Cardinal Burke and Cardinal Brandmüller:
Do What You Promised to Do!
by Christopher A. Ferrara
December 19, 2017
As the important traditional Catholic news aggregation site Canon 212 informs us by a running tally, it has been 456 days since Cardinals Burke, Brandmüller, Caffarra and Meisner presented to Pope Francis their five dubia respecting the disastrous Amoris Laetita (AL). The Pope has refused to answer the dubia and has even denied the courtesy of an audience to the dubia cardinals, now two in number (Caffarra and Meisner having left this vale of tears).
Over the past 456 days, Cardinal Burke, the perceived spokesman for the dubia initiative, has averred repeatedly that, failing any reply from Pope Francis, the dubia cardinals will have no choice but to assume that his answers to the dubia would be contrary to the Church’s constant teaching and that it would be necessary to publish a formal correction of the errors of AL. In September, Cardinal Burke explained the nature of the promised correction thus: “Since a formal correction would treat a fundamental teaching or fundamental teachings of the Catholic faith, it would require the Pope to fulfill his solemn duty to teach what the Catholic Church has always taught and practiced.”
But now the dubia have been superseded by Francis’ maneuver back in June, coming to light only this month: publishing in the AAS his letter to the bishops of Buenos Aires approving of precisely that interpretation of AL which would, in the amorphous category of “certain cases” involving “complex circumstances,” admit public adulterers in “second marriages” to Holy Communion without ceasing their adulterous relations. The Pope has further declared that his approval of this outrage is “authentic Magisterium.” The obvious intent was to forestall the formal correction whose appearance seemed imminent.
Thus, Pope Francis now doubles down on the errors of AL respecting the indissolubility of marriage, the exceptionless character of the negative precept of the natural law forbidding adultery, the impossibility of absolution without true repentance and a firm purpose of amendment, and the infinite sanctity of the Blessed Sacrament. From Cardinals Burke and Brandmüller, however, we have since had only silence. A silence that, with each passing day, threatens to expose their initiative as nothing but an empty bluff the Pope has called.
And here is the problem from which the two remaining dubia cardinals cannot escape: They have promised, for the good of the Church and the welfare of souls, to correct publicly the very errors a wayward Roman Pontiff now attempts to pass off as “authentic Magisterium” even though they flatly contradict the teaching of every one of his predecessors, including John Paul II and Benedict XVI.
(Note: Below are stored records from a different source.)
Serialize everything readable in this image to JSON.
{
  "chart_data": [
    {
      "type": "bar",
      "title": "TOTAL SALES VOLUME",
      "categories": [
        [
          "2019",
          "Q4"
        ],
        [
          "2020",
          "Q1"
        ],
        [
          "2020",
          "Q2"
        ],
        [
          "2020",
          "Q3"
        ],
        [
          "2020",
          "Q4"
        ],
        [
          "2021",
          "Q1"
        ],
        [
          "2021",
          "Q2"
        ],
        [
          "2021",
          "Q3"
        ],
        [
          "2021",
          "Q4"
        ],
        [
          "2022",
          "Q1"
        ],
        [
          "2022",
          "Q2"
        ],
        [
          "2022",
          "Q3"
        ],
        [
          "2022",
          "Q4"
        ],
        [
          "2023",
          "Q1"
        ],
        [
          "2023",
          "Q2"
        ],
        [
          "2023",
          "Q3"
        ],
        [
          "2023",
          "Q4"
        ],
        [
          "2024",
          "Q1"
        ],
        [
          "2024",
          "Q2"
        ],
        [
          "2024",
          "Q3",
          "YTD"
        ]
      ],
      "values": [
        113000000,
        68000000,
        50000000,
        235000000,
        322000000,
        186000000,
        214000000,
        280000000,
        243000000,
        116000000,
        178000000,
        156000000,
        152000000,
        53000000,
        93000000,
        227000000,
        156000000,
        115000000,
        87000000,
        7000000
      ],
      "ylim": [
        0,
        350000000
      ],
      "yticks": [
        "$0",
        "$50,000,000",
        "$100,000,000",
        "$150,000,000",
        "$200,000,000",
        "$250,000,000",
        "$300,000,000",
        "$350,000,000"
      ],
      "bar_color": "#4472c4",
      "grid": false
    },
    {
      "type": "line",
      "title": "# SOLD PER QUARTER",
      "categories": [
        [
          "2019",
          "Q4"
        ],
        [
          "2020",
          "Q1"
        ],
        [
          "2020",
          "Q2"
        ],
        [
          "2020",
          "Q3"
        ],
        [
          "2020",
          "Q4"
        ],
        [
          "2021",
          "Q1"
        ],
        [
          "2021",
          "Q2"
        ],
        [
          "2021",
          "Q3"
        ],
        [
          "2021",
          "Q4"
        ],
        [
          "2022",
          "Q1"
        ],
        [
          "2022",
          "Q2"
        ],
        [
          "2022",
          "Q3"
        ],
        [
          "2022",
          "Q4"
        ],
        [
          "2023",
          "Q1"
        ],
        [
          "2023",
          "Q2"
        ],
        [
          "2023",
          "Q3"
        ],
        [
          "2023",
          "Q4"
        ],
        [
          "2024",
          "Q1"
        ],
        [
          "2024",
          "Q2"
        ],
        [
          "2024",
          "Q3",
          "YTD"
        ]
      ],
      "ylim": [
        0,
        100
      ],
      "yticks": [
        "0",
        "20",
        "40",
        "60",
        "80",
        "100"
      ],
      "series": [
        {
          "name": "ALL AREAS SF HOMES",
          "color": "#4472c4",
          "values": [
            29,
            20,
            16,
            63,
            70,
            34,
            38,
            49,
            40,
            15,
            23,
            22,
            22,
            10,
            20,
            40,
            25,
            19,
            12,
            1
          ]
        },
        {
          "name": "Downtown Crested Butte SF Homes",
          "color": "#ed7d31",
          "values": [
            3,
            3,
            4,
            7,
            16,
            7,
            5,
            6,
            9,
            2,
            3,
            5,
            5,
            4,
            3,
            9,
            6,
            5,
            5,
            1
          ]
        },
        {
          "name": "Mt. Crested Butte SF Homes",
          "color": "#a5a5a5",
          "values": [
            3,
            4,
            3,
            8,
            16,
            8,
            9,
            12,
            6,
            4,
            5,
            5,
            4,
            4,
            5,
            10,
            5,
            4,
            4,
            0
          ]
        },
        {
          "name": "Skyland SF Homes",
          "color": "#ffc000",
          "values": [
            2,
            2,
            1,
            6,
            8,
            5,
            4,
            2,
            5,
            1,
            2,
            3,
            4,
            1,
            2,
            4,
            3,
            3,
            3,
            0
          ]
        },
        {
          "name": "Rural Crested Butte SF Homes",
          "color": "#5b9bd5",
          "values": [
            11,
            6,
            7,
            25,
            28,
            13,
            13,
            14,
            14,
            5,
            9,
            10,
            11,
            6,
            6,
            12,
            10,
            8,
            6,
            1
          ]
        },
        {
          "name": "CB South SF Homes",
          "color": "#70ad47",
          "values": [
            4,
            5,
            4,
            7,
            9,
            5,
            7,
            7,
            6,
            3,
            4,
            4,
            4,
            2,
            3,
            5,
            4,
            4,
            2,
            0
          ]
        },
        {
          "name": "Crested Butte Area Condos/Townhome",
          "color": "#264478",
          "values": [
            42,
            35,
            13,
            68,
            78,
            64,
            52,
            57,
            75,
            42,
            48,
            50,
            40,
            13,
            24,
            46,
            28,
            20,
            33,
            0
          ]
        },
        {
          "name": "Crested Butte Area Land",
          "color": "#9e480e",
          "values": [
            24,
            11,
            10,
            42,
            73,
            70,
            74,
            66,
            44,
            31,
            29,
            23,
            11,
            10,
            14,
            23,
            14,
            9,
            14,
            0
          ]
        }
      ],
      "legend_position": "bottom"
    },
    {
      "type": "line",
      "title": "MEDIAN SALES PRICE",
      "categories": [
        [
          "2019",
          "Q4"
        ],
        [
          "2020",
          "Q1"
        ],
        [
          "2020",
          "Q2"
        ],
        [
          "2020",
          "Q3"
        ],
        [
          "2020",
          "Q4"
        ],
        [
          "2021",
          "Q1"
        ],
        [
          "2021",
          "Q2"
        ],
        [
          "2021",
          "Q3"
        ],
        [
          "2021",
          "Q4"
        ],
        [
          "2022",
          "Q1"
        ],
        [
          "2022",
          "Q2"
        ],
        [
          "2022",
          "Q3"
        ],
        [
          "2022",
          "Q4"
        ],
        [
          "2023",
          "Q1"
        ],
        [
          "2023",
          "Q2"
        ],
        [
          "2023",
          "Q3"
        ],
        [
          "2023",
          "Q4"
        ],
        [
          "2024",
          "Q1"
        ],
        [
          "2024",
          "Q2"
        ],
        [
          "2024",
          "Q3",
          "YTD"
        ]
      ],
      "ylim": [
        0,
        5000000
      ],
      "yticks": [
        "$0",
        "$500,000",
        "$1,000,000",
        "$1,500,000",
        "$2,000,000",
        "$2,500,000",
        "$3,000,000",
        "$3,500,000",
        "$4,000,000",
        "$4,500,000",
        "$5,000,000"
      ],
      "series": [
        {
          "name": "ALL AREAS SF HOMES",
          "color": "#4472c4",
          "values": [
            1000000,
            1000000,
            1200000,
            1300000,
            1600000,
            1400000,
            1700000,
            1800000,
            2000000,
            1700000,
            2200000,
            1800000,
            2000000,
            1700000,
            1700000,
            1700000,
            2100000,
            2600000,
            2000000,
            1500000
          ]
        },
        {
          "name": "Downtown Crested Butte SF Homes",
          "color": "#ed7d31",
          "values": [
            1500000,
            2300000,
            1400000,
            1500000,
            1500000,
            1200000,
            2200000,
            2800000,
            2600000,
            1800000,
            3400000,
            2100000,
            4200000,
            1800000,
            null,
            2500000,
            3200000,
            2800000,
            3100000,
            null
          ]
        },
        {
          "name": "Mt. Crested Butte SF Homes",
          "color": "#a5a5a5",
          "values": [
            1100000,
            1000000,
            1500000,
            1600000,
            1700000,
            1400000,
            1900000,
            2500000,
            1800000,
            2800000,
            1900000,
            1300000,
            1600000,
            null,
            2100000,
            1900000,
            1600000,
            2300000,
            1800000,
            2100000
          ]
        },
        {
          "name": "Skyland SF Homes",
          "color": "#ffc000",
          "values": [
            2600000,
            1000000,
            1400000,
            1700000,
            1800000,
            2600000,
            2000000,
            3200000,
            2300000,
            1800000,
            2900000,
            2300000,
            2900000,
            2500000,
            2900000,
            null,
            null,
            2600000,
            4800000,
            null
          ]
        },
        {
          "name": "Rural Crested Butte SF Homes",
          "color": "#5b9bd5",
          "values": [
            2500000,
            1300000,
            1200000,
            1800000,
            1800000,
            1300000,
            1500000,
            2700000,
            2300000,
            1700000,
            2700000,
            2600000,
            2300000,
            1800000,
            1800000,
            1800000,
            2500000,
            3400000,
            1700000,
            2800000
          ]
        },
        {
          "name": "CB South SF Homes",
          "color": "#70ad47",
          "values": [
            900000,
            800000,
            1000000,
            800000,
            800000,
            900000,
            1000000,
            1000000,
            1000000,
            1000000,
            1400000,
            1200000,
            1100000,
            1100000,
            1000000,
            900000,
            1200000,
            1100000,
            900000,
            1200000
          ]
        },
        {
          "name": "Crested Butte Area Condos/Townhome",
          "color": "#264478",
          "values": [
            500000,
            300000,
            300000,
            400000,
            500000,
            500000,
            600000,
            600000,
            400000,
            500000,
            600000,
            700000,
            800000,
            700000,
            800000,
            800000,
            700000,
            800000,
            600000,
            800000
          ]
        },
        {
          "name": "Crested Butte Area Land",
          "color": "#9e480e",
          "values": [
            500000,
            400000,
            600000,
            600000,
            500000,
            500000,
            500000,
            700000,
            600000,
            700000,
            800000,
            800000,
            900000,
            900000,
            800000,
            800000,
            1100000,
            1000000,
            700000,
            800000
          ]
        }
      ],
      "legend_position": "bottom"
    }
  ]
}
At this point, therefore, the cardinals’ continued silence will inevitably be construed as consent to the proposition — with all of its moral and doctrinal implications — that toleration of public adultery in the sacramental life of the Church in “certain cases” is now to be considered “authentic Magisterium.” This means that the cardinals’ silence will result in a worse outcome than if they had never spoken out at all. For if the very Princes of the Church who rightly raised objection to the apparent errors of AL now fall silent as Pope Francis attempts to pass off those errors as authentic Church teaching, their very silence becomes a weapon to be wielded against those members of the faithful, both clergy and laity, who are still willing to defend the Church’s true teaching in public discourse.
Of course, every cardinal is obliged to withstand the successor of Peter “to his face” (Gal. 2:11) in opposing the errors of AL, just as Saint Paul did when Saint Peter’s error threatened the very mission of the Church to the Gentiles. But Cardinals Burke and Brandmüller have affirmed and taken on that duty in a particular and very public way. Their continuing silence is, therefore, actually worse than mere consent. Should it continue, it will amount to positive approbation of the very errors they first set out to correct.
The history of the Church and indeed the world may well turn upon what Cardinals Burke and Brandmüller do now. Surely, they know this. And surely, as Princes of the Church, they know the consequences of the oath they took when they were elevated to their high offices in the Church.
May Our Lady of Fatima intercede to obtain for them the grace of fortitude to do what must be done for the welfare of souls and the integrity of Holy Mother Church.